Those buying the dip looked forward to a positive outcome of the summit between US President Donald Trump and Chinese President Xi Jinping, overlooking the hotter-than-expected inflation print.
US Markets On Thursday
The S&P 500 gained 0.6% on Wednesday, while the Nasdaq rallied 1.2%. The former made a record high of 7,460 intraday, while for the Nasdaq, that figure stood at 26,474. The Dow Jones ended below the flat line, underperforming its peers, but not before a 240-point recovery from the lows of the day.
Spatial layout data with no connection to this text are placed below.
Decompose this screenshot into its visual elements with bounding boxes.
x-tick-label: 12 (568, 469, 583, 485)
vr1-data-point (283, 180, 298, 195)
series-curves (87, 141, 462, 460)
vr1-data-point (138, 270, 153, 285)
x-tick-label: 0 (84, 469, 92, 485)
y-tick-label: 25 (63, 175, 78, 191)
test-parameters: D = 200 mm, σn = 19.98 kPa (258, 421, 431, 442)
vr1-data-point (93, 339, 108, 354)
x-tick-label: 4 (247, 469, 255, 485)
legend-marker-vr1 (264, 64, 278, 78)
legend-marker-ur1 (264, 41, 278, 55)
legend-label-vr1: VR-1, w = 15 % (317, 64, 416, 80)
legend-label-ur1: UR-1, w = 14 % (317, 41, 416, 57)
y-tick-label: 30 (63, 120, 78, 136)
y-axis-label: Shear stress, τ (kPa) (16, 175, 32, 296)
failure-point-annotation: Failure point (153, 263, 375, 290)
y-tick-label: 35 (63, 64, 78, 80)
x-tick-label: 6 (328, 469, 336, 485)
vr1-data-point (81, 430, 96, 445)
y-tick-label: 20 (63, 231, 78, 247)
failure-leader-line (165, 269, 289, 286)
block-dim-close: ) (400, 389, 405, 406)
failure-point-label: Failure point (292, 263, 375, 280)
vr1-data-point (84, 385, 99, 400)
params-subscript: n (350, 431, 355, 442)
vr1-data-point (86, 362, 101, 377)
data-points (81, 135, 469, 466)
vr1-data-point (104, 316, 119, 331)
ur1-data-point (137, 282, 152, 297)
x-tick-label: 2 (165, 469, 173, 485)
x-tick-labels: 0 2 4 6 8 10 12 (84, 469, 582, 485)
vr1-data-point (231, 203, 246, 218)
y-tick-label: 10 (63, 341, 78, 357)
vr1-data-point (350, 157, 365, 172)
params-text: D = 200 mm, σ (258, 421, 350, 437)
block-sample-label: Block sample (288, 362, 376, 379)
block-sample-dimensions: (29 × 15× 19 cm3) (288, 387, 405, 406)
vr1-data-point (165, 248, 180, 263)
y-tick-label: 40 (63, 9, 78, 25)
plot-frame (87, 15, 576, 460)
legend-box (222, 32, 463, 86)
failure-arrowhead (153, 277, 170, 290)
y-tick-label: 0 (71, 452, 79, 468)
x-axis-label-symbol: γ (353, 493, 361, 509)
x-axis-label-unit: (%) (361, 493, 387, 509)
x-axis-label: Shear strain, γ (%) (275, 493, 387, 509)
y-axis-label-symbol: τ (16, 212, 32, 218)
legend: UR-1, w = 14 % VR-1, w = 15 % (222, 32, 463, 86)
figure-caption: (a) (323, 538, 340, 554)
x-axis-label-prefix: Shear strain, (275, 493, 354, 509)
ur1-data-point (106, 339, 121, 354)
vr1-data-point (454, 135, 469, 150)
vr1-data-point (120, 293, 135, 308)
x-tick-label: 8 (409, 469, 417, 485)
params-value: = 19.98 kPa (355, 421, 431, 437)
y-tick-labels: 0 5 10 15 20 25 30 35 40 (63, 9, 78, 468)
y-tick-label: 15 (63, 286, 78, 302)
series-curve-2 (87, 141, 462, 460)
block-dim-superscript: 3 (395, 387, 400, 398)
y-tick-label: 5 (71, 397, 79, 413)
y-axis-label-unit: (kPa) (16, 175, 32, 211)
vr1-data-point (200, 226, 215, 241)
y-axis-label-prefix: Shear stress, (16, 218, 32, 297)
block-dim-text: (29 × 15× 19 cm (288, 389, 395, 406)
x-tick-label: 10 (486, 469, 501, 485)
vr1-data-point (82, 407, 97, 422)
Despite the rally in the S&P 500, nearly two-thirds of the index constituents ended with losses in mid-week trading, re-confirming the poor market breadth and the fact that the rally has been led by a handful of stocks.
Trump-Xi Meet
US President Donald Trump is set to meet his Chinese counterpart Xi Jinping soon in Beijing where rare earths, AI, Iran, Taiwan and Tariffs are going to be hotly discussed.
According to reports, both leaders may also announce a large Chinese order of US planes or purchase of Soybean from US farmers.
Ahead of the trip, US President Donald Trump wrote on Truth Social that he expects “great things” to come out of the summit.
Investors Ignore Inflation
Buyers in the stock market completely put behind the hotter-than-expected wholesale inflation print, which followed a hotter-than-expected retail inflation print too.
For April, the Producer Price Index went up by 1.4% month-on-month, compared to consensus estimates of a 0.5% increase and higher than the 0.7% revised figure from March.
On an annualized basis, April PPI rose by 6%, the biggest increase since December 2022. Services inflation also increased by 1.2%, the biggest monthly increase since March 2022.
Oil Consolidates
Oil prices saw some minor profit booking but remains around the $105 a barrel mark, even as the International Energy Agency warned that prices may rise further during peak summer demand. Rapidly depleting inventories could add further pressure to the market, as per IEA’s monthly briefing report.
According to Morgan Stanley, the market will lose another billion barrels over 2026 due to time required to restore normalcy.